As the Police Are Scorned and “Progressive” Prosecutors Settle In, Murder Explodes Across America

The New York Times today makes some efforts to explain away the story, but for the most part tells it straight up:  Murder is surging in cities across the country:

Overall crime is down 5.3 percent in 25 large American cities relative to the same period in 2019, with violent crime down 2 percent.

But murder in these 25 cities is up 16.1 percent in relation to last year. It’s not just a handful of cities driving this change, either. Property crime is down in 18 of the 25 sampled cities, and violent crime is down in 11 of them, but murder is up in 20 of the cities.

The story continues:

Homicides usually rise in the summer, which coincided this year with many people emerging from pandemic lockdown. In one recent weekend in Chicago, 14 people were killed and at least 106 people were shot, the most in eight years. And as The New York Times reported recently: “It has been nearly a quarter century since New York City experienced as much gun violence in the month of June as it has seen this year.” (On Sunday night, the city reportedly had nine killings in the previous 24 hours.)

You can already see how the rationalizing starts:  Murder rises in the summer anyway.  And that’s true, but didn’t we also have a summer in 2019?  Beyond that, as the Times quietly notes in the preceding paragraph, the Uniform Crime Reports, upon which its story is based, go “at least through the end of May.”  But summer doesn’t start in May.  It starts in June.  And the hottest months of summer are July and August, which the Times’ figures obviously do not include.  So no, it’s not the weather.

The report continues farther down the page:

An additional 11 cities provide year-to-date murder data.
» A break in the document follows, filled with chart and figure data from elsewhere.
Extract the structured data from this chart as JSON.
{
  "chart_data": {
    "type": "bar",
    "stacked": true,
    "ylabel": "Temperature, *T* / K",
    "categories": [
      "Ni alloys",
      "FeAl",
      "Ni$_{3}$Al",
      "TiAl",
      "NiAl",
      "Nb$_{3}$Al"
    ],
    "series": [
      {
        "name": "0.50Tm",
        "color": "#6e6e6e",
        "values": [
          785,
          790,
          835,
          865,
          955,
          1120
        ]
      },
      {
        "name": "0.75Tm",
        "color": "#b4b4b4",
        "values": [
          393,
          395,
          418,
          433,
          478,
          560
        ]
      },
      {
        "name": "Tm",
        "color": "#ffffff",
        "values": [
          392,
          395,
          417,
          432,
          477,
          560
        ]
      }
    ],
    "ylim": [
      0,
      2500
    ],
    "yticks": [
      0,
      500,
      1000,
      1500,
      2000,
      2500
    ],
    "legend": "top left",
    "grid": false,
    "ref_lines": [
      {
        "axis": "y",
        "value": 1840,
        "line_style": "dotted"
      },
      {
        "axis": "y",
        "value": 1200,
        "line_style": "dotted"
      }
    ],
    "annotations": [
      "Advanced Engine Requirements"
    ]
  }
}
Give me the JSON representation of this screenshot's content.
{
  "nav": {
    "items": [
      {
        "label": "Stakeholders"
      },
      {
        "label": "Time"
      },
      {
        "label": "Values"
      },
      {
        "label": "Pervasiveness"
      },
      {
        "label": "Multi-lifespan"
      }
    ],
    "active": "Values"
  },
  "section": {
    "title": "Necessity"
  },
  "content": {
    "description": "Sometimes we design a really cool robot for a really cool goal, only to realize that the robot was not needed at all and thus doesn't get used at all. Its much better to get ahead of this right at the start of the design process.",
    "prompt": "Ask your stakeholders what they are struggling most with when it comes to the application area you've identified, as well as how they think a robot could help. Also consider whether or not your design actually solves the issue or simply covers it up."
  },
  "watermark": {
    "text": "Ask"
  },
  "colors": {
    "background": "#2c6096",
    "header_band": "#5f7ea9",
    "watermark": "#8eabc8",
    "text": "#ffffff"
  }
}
Murder is up 21.8 percent in all 36 cities with 2020 data through at least May, with 29 of those cities seeing an increase this year relative to last year.

So here’s the story.  In the 36 largest cities in the country, murder is up over 20% in the first half of 2020 over the same period last year.  If this were a speech by Bill Barr about the right of religious people to assemble in church even during the COVID outbreak, we would hear that what’s facing us is a “crisis.”  Where is the sense of alarm when murder  —  which disproportionately afflicts African Americans  —  is going through the roof?

Still, if we can’t blame the weather, maybe it’s the fabled loss of trust in the police:  “Some research suggests that a loss of trust in law enforcement can cause citizens to be reluctant to contact the police, and people may be more likely to take justice into their own hands to resolve disputes.”  To which the only sensible response is, how dumb do they think we are?  Are we supposed to believe that people who would otherwise seek help from the police to resolve their disagreements now decide that murder is the next best option?  Where is the evidence for that?  For that matter, where is the evidence that the citizenry  —  as opposed to the chattering classes in academia and the press  —  no longer trust the police?  As I’ve noted before, citizens most likely to become murder victims want more policing, not less.

There are, however, two things notably absent from the article’s efforts to explain the surge in murder:  The massive increase over the last several months of unhinged condemnation of law enforcement and attempts (through abolition, de-funding or “reform”) to weaken policing; and the ascendancy, in the very same large cities now at the center of the murder spree, of “progressive” prosecutors who think that police are the problem and going easier on criminals is the solution.